AP can't go and sue INS for just reporting the fact Hitler invades Poland, but if INS takes a whole article word for word and reproduces it that's still violation of copyright. The actual printed words of the news always had copyright.

The WSJ can't claim copyright on the markets going up yesterday. They can claim copyright on something like "After the bell rang in the NYSE, the tech industry ticked up 1.2% over last week. Meanwhile the whatever market took a hit of -0.5% ending the quarter slightly lower than our analysis expected. Blah blah blah..." If Investor's Business Daily wrote a different article that also talked about the markets ending up at the end of the day, that's not a violation of copyright. If they literally write "After the bell rang in the NYSE, the tech industry ticked up..." then they're violating WSJ's copyright. This was true before and after International News Service v Associated Press.

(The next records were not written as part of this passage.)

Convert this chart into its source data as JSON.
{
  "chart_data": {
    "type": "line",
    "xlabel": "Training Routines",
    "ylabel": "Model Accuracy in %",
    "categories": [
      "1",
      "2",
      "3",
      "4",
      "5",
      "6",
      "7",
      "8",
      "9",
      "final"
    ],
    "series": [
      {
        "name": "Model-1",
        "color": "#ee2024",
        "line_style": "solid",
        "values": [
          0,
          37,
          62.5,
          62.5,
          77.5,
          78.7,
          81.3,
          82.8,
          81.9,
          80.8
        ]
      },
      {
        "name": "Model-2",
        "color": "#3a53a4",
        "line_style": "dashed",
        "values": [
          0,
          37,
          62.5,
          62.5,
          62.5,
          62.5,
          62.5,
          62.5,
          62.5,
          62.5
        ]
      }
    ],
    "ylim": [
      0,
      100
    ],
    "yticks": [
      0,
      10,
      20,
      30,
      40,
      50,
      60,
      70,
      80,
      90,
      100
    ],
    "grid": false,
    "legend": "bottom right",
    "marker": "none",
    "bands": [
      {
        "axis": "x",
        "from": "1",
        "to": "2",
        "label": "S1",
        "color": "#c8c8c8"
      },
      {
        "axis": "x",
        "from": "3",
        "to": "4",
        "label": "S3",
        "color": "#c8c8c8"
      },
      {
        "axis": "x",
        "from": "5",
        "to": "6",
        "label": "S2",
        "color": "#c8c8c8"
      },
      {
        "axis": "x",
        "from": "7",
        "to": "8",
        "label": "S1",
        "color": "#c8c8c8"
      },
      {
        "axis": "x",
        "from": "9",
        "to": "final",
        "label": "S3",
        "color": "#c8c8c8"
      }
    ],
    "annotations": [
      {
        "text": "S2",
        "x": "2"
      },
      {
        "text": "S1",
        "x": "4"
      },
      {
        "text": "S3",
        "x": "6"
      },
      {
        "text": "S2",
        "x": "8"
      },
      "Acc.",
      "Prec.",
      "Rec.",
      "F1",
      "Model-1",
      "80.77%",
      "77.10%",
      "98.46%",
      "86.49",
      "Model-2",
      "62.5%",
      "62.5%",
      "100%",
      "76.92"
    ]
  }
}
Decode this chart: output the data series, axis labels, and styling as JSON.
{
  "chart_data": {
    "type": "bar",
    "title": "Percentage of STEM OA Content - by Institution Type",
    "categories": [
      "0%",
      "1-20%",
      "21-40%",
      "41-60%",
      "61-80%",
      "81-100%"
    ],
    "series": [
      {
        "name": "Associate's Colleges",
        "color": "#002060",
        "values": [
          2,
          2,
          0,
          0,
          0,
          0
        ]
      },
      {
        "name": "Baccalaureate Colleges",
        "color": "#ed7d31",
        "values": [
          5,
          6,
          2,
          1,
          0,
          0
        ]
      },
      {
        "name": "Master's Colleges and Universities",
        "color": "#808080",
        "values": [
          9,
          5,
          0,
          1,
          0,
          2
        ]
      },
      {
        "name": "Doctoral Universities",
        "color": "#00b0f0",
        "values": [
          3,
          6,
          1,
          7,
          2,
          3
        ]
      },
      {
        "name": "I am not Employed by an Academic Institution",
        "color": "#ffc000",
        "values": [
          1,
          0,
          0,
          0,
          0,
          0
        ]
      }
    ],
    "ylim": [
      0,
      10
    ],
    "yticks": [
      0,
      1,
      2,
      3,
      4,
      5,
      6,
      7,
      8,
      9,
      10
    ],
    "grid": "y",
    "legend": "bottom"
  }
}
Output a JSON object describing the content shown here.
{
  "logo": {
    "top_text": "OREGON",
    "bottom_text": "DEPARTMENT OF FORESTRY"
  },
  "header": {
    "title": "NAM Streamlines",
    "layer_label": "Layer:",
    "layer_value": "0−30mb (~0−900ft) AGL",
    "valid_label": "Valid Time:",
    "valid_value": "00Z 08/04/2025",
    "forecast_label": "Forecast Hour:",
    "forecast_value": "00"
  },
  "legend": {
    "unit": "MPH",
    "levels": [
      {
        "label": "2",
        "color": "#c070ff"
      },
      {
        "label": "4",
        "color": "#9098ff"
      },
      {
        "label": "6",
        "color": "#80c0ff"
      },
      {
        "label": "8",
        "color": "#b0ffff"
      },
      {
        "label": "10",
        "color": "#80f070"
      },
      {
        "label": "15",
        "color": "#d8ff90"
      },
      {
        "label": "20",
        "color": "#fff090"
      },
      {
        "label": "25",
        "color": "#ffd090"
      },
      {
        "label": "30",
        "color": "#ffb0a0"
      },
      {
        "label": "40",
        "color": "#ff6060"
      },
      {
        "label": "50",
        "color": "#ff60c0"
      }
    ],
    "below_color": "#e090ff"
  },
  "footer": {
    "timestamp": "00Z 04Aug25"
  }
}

Yes, the prose was always under copyright, but the key point for the case linked in the wikipedia article is:

> INS members would rewrite the news and publish it as their own without attribution to AP.

So the case hinged on INS indeed reporting facts that differed in exposition.

These days most news is mixed with analysis [1] (which is often biased). I wonder if part of the reason for this shift is that analysis is copyrightable. It also seems like the number of opinion articles is ever expanding [2], though I don't have any hard numbers on that.

[1]: https://guides.library.cornell.edu/evaluate_news/source_bias

[2]: https://www.newsmediaalliance.org/rise-of-opinion-section/ Interestingly there's a banner at the top of that link touting an agreement between Axel Springer and OpenAI.

EDIT: formatting

Even the facts are not copyrightable, the prose is.